Door de relatief lage drempel van € 10.000 zal eerder dan voorheen tw verschuldigd zijn in het land van de afnemer. Het doel hiervan is om tegemoet te komen aan het beginsel van belastingheffing in het land van bestemming.
Dus een vereenvoudiging, maar de nodige moeilijkheden, zoals toepassing verschillende tarieven, blijven.
Andere van belang zijnde wijzigingen:
- De invoervrijstelling bij goederenzendingen van niet meer dan € 22 door ondernemers buiten de EU aan consumenten binnen de EU vervalt. Betreft de goederenzending een waarde van niet meer dan € 150, dan kan de btw over de verkopen worden aangegeven en afgedragen via een éénloketsysteem. Met name voor de consument is dit een voordeel, omdat zij de koopprijs inclusief btw aan de leverancier betalen, en niet achteraf met extra kosten vanwege de btw/invoer worden geconfronteerd.
- Bij de verkoop van goederen via platforms worden de platforms aansprakelijk voor de betalen btw. Het betreft dan goederen die nog niet in de EU zijn ingevoerd en een maximale waarde van € 150 hebben, of de verkoop aan particulieren in de EU door buiten de EU gevestigde ondernemers van goederen die al in de EU zijn.

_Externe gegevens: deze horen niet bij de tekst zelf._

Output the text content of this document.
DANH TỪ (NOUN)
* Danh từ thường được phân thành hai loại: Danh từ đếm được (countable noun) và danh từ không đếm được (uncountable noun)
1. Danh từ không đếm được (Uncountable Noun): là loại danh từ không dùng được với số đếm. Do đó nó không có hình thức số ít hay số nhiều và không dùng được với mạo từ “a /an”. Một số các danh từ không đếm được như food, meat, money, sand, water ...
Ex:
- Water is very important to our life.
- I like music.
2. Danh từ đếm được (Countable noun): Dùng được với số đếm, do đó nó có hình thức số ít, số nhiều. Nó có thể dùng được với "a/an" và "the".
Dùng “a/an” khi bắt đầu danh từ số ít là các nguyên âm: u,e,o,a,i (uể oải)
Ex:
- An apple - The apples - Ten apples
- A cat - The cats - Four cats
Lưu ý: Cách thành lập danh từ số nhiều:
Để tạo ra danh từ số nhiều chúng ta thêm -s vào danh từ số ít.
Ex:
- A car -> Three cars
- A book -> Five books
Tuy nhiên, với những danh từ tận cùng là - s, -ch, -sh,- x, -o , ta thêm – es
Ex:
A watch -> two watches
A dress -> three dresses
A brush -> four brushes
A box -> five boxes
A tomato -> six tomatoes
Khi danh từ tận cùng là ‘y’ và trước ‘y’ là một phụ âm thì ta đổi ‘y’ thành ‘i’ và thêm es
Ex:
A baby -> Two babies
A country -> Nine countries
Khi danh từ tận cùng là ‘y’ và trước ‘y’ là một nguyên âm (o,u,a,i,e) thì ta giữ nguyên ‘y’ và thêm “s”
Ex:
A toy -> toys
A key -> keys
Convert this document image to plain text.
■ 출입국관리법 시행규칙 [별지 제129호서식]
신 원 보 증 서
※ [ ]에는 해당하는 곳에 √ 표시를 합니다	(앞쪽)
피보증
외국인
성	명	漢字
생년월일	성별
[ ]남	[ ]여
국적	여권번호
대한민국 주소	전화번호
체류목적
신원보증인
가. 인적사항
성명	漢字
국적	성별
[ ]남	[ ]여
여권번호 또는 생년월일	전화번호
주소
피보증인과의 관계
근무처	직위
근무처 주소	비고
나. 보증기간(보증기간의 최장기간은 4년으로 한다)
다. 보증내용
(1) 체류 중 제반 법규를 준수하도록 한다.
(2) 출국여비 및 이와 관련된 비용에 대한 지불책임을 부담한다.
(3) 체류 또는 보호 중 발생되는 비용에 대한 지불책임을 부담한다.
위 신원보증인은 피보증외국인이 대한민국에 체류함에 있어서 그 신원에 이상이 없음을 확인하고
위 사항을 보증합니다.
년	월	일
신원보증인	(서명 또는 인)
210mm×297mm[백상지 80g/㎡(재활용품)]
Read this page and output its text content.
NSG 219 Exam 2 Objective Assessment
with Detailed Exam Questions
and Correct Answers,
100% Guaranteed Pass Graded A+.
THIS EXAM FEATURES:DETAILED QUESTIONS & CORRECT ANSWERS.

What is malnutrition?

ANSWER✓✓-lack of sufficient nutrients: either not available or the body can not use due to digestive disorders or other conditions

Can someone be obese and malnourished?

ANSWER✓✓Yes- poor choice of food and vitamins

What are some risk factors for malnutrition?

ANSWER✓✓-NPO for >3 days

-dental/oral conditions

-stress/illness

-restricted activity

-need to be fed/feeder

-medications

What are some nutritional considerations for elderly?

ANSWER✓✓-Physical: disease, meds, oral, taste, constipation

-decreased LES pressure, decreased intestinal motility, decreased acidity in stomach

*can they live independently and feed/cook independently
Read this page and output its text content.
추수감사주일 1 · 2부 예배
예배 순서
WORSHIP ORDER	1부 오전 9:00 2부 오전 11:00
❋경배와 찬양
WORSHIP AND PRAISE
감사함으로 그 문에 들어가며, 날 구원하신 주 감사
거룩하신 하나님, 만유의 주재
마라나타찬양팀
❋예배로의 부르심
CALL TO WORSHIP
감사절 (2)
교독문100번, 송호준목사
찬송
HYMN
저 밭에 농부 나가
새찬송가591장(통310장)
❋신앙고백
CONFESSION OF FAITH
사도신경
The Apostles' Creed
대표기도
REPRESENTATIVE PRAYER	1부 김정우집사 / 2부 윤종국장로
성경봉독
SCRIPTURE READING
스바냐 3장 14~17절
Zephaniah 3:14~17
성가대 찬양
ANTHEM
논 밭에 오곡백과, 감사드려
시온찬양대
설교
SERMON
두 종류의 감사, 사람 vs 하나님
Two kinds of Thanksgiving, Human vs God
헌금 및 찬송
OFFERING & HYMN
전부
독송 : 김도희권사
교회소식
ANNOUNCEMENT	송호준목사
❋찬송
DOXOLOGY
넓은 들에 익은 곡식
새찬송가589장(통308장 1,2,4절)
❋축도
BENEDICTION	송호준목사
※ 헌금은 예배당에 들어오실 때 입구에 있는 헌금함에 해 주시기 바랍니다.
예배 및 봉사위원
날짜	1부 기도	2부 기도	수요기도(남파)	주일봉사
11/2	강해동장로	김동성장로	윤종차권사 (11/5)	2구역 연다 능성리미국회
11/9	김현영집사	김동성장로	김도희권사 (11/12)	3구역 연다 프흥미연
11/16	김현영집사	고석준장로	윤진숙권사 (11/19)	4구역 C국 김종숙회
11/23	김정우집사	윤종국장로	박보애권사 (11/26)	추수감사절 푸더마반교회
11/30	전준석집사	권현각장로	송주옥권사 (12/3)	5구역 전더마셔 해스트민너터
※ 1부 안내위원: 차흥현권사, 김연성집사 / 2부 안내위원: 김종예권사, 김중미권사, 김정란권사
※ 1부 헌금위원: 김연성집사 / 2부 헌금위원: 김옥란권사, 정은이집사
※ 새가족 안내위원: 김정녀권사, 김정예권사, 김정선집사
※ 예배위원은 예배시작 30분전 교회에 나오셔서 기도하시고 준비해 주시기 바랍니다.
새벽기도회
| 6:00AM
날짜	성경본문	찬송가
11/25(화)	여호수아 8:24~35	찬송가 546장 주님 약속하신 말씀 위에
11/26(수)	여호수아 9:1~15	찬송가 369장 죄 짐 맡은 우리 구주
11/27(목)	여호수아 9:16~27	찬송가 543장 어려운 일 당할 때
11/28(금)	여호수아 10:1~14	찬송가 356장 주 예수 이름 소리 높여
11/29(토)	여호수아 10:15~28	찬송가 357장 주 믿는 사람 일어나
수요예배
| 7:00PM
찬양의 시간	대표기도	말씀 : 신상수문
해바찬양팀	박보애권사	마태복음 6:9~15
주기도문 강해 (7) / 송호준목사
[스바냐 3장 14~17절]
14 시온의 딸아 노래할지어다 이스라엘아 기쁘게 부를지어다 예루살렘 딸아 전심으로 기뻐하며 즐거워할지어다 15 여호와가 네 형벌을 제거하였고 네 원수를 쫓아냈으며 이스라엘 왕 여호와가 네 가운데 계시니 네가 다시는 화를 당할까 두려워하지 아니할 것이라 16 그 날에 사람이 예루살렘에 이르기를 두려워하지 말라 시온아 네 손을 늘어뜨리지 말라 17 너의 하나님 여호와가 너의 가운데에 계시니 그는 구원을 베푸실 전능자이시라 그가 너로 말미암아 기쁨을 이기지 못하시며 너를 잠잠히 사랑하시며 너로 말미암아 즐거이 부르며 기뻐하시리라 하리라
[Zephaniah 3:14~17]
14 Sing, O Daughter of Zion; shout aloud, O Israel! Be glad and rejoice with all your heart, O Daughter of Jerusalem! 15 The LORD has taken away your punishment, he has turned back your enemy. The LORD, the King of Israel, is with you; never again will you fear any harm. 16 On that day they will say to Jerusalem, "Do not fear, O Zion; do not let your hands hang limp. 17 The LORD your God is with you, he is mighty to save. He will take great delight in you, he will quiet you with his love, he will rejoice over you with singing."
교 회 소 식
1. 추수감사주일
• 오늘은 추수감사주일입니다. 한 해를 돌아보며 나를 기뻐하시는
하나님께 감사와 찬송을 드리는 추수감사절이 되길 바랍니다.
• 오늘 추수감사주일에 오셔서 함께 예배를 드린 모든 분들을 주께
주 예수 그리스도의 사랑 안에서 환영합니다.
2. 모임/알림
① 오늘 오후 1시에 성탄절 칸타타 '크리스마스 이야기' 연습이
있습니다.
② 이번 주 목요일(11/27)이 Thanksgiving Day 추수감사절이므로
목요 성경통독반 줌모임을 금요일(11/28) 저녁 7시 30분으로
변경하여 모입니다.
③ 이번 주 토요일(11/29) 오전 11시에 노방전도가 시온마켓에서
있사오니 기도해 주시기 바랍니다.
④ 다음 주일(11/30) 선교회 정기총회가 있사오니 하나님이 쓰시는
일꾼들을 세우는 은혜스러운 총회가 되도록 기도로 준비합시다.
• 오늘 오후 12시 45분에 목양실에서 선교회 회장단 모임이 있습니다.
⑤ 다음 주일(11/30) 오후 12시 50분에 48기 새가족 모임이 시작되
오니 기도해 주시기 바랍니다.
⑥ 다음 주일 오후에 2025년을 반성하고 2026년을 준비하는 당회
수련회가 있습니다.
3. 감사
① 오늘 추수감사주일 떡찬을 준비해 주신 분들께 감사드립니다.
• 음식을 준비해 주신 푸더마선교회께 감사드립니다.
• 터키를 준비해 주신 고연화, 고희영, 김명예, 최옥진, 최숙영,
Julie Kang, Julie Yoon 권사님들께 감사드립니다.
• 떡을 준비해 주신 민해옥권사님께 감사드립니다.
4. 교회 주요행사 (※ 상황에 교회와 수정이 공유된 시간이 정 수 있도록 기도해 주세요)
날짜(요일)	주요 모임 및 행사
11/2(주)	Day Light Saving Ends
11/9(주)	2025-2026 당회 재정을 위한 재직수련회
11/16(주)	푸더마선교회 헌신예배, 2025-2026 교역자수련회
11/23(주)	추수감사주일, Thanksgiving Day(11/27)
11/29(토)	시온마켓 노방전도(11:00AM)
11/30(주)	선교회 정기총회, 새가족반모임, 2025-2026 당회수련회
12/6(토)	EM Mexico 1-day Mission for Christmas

Voor platforms betekent dit een grote verantwoordelijkheid. Van belang is dat de platforms tijdig nagaan aan welke verplichtingen zijn precies moet voldoen en hoe zij dit administratief in moeten richten om het btw-risico waar mogelijk te beperken.
Conclusie
Hoewel op Prinsjesdag 2020 geen nieuwe btw-veranderingen zijn aangekondigd, verandert er in 2021 toch een aantal belangrijke zaken voor de btw-ondernemer. Met name bij internationale transacties binnen en buiten de EU.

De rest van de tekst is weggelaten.